Haven't had too much time to read lately. As I mentioned, I'm working on a mixed list of Pulitzer Prize Winners and Nobel Literature Prize winners.. and then this list of New York Times "10 worst books" and "10 Best books". (I may make note that Malcolm X's Autobiography topped both lists.)
So I decided to start reading some William S. Burroughs. I finished up "Queer".. which was pretty amazing for it's pretty blunt portrayal of homosexuality and addiction. I have to say - it's probably the most straightforward, no words minced account of both. I really admire the way it was written - and when you finish reading it.. and see that it was written sometime in the 40's - you have to give the guy some credit. (Even if it wasn't published in it's entirety until like, 1980.) Even if it wasn't a thouroughly enjoyable novel (he makes you feel his addiction and withdrawl with such accuracy that you swear you've got the shakes) it was definately a good book. So, I decided to take on "Naked Lunch" - his most famous book, also centered on his personal struggle with addiction. (To everything. Litterally.)

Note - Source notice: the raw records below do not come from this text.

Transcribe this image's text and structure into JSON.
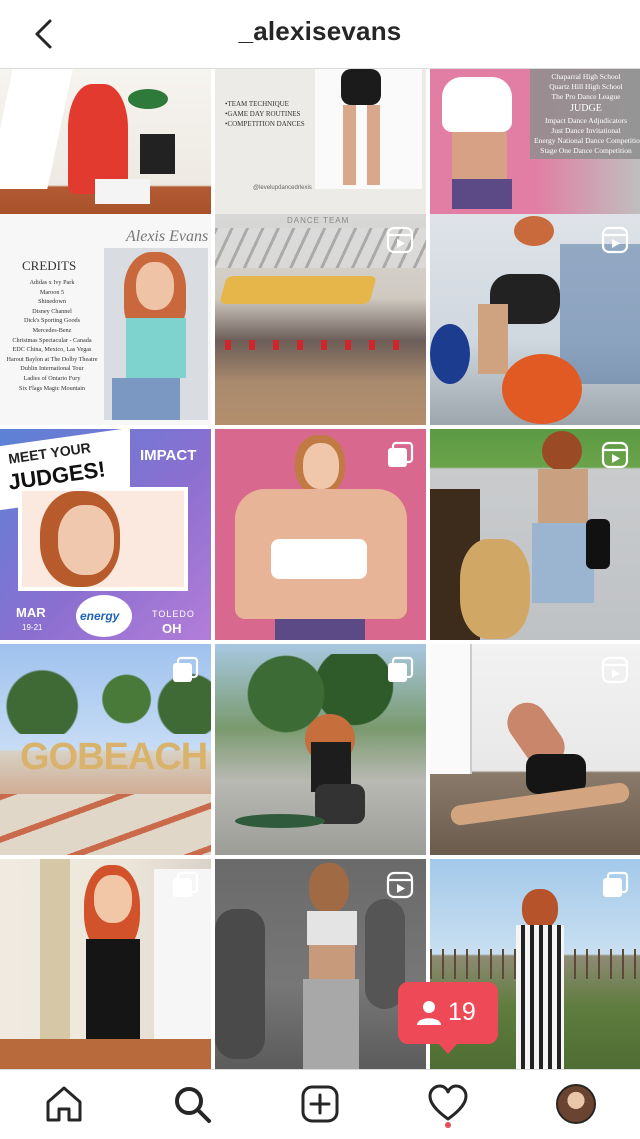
{
  "header": {
    "username": "_alexisevans"
  },
  "tiles": {
    "t3": {
      "lines": [
        "•TEAM TECHNIQUE",
        "•GAME DAY ROUTINES",
        "•COMPETITION DANCES"
      ],
      "handle": "@levelupdancedrlexis"
    },
    "t4": {
      "schools": [
        "Chaparral High School",
        "Quartz Hill High School",
        "The Pro Dance League"
      ],
      "heading": "JUDGE",
      "events": [
        "Impact Dance Adjudicators",
        "Just Dance Invitational",
        "Energy National Dance Competition",
        "Stage One Dance Competition"
      ]
    },
    "t5": {
      "name": "Alexis Evans",
      "heading": "CREDITS",
      "credits": [
        "Adidas x Ivy Park",
        "Maroon 5",
        "Shinedown",
        "Disney Channel",
        "Dick's Sporting Goods",
        "Mercedes-Benz",
        "Christmas Spectacular - Canada",
        "EDC China, Mexico, Las Vegas",
        "Harout Baylon at The Dolby Theatre",
        "Dublin International Tour",
        "Ladies of Ontario Fury",
        "Six Flags Magic Mountain"
      ]
    },
    "t6": {
      "top_text": "DANCE TEAM"
    },
    "t7": {
      "line1": "MEET YOUR",
      "line2": "JUDGES!",
      "brand": "IMPACT",
      "month": "MAR",
      "dates": "19-21",
      "logo": "energy",
      "city": "TOLEDO",
      "state": "OH"
    },
    "t10": {
      "sign": "GOBEACH"
    }
  },
  "notification": {
    "count": "19",
    "icon": "person-icon"
  },
  "nav": [
    "home-icon",
    "search-icon",
    "add-post-icon",
    "activity-heart-icon",
    "profile-avatar"
  ],
  "colors": {
    "accent": "#ed4956",
    "text": "#262626"
  }
}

This may be one of the only books (other than Little Women.. which is funny that they are in the same catagory) that I may not finish. Gruesome, rude, disgusting, displacing, uncomfortable.. I'm all for books that make you think. That make you uncomfortable. It means that the writer has put you outside of what you traditionally find acceptable, you're stretching your boundaries like a literary aneuryism. It's not pleasant, but its neccessary. "Naked Lunch" goes so far beyond that. It's a nightmare of perversity (somewhere along the lines of the Marquis de Sade - but worse, if you can believe it.) and inhuman, and inhumane passages lie one after another
Perhaps what's worse.. is that some of it's good. That some of the ideas and feelings are palpable they are so well presented. He succeeds in saying everything that everyone else will not - but sometimes people don't say things for good reason. But overall - it's just repetative, like some drug riddled nightmare that you just can't wake up from, with each and every page. I keep expecting the story to change, that it will move forward and progress - but it just gets progressively worse and more depraved and heartwrenching.
Which is.. perhaps.. the most apt portrayal of addiction that there is.